Oganpazan – Ano passado você saiu do grupo e começou o empreendimento do Larica’s Trevor, o que é isso?
Trevo – Nós aqui da cena artística baiana sabemos de todas as dificuldades que é viver/sobreviver do que tanto gostamos de fazer, é muito difícil ser um criador de arte e ao mesmo tempo se manter quando não se parte de um berço de ouro, então abri o meu próprio negócio, o Larica’s Trevor no bairro da Boa Vista de São Caetano, onde moro. O Larica’s é uma lanchonete onde vendemos salgados fritos na hora, fonte de sustento minha e de Adriele, minha companheira, que também toca o negócio junto comigo. Quando estava na Underismo já tinha o empreendimento, inclusive recebi ajuda do grupo para inicia-lo.
Oganpazan – Também no ano passado você anunciou em seu instagram que não faria mais música. Fala um pouco desse momento e porque desse anúncio
Trevo – Me considero um tanto inconstante e expressivo… A mesma sensibilidade que me serve de ferramenta para minhas criações, onde capto coisas externas e transformo a partir do meu eu, meu ponto de vista, também me leva a lugares inimagináveis internamente, dentre eles alguns momentos de angústia em que passei na caminhada, um dos picos foi momentos antes da minha saída da Underismo, ao tocar em espaços do Pelourinho onde a presença ancestral é bem impactante, onde muitos dos nossos foram massacrados pelos brancos, me peguei chorando enquanto voltava pra casa depois de shows incríveis, corpo aberto, banzo… Tudo isso me levou a anunciar isso nesse contexto desesperador desse momento.

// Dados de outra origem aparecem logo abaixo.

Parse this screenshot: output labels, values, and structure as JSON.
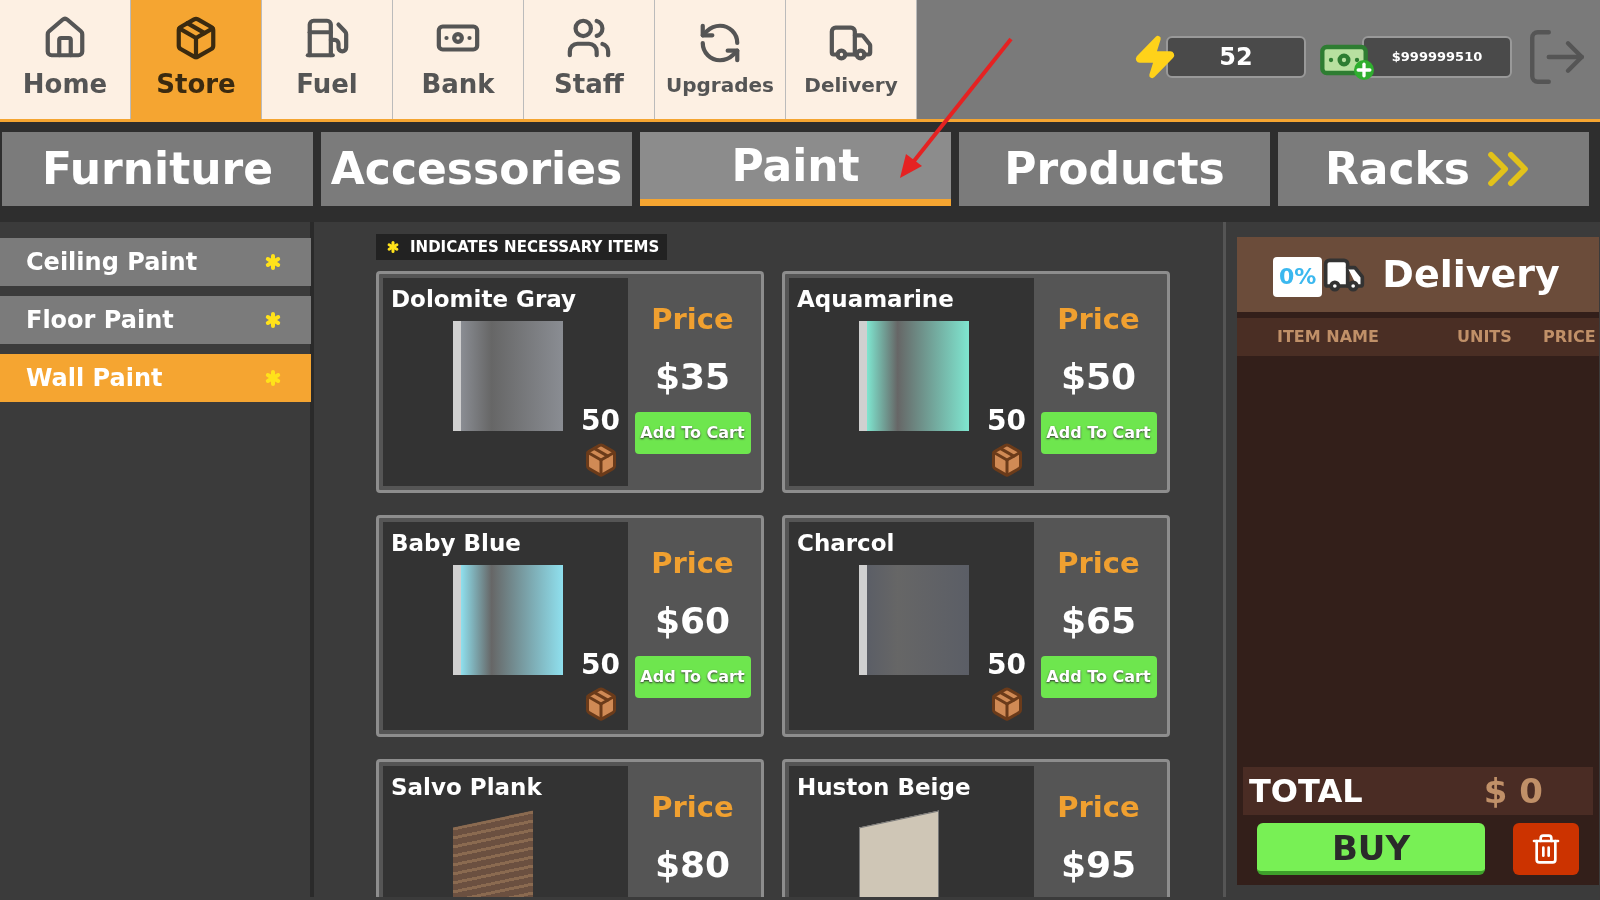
{
  "nav": [
    {
      "label": "Home",
      "selected": false
    },
    {
      "label": "Store",
      "selected": true
    },
    {
      "label": "Fuel",
      "selected": false
    },
    {
      "label": "Bank",
      "selected": false
    },
    {
      "label": "Staff",
      "selected": false
    },
    {
      "label": "Upgrades",
      "selected": false
    },
    {
      "label": "Delivery",
      "selected": false
    }
  ],
  "stats": {
    "energy": "52",
    "money": "$999999510"
  },
  "tabs": [
    {
      "label": "Furniture",
      "selected": false
    },
    {
      "label": "Accessories",
      "selected": false
    },
    {
      "label": "Paint",
      "selected": true
    },
    {
      "label": "Products",
      "selected": false
    },
    {
      "label": "Racks",
      "selected": false,
      "more": true
    }
  ],
  "sidebar": [
    {
      "label": "Ceiling Paint",
      "selected": false
    },
    {
      "label": "Floor Paint",
      "selected": false
    },
    {
      "label": "Wall Paint",
      "selected": true
    }
  ],
  "notice": "INDICATES NECESSARY ITEMS",
  "cards": [
    {
      "name": "Dolomite Gray",
      "kind": "panel",
      "color": "#8a8d93",
      "price_label": "Price",
      "price": "$35",
      "quantity": "50",
      "button": "Add To Cart"
    },
    {
      "name": "Aquamarine",
      "kind": "panel",
      "color": "#7fe6d0",
      "price_label": "Price",
      "price": "$50",
      "quantity": "50",
      "button": "Add To Cart"
    },
    {
      "name": "Baby Blue",
      "kind": "panel",
      "color": "#8fe0ee",
      "price_label": "Price",
      "price": "$60",
      "quantity": "50",
      "button": "Add To Cart"
    },
    {
      "name": "Charcol",
      "kind": "panel",
      "color": "#5b5e66",
      "price_label": "Price",
      "price": "$65",
      "quantity": "50",
      "button": "Add To Cart"
    },
    {
      "name": "Salvo Plank",
      "kind": "wood",
      "color": "#6b5040",
      "price_label": "Price",
      "price": "$80"
    },
    {
      "name": "Huston Beige",
      "kind": "stone",
      "color": "#cfc6b6",
      "price_label": "Price",
      "price": "$95"
    }
  ],
  "delivery": {
    "badge": "0%",
    "title": "Delivery",
    "columns": [
      "ITEM NAME",
      "UNITS",
      "PRICE"
    ],
    "total_label": "TOTAL",
    "total": "$ 0",
    "buy": "BUY"
  }
}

Oganpazan – Vivemos uma realidade adoecedora sobre diversos aspectos, inclusive nessa carga histórica que vivenciamos no presente com toda “herança” de mecanismo oriundos do longo período da escravidão. Qual a importância de falarmos sobre saúde mental com os nossos em nossas quebradas?
Trevo – Eu como homem negro e de periferia sinto um alívio muito grande em ter o direito de poder chorar e poder discutir sobre minhas fragilidades. É naturalizado entre nós o pensamento de que precisamos ser fortes e “aguentar”, é de extrema necessidade levar esse alívio para os nossos, essa fantasia que criaram pra nós gera revolta, gera angústia e nos adoece, cito Mano Brown quando penso nesses fatos: “Duas vezes melhor como? Quem foi o pilantra que inventou isso aí? Acorda pra vida rapaz!”. Só pude ir no psicólogo quando chegou ao extremo de uma coordenadora do colégio em que estudei chamar os meus pais pra conversar sobre o meu comportamento depressivo, antes disso as minhas dores eram consideradas uma “frescura”, os meus pais também não puderam ter esse amparo e isso só vai passando de geração em geração enquanto os brancos gozam de toda a assistência desde sempre.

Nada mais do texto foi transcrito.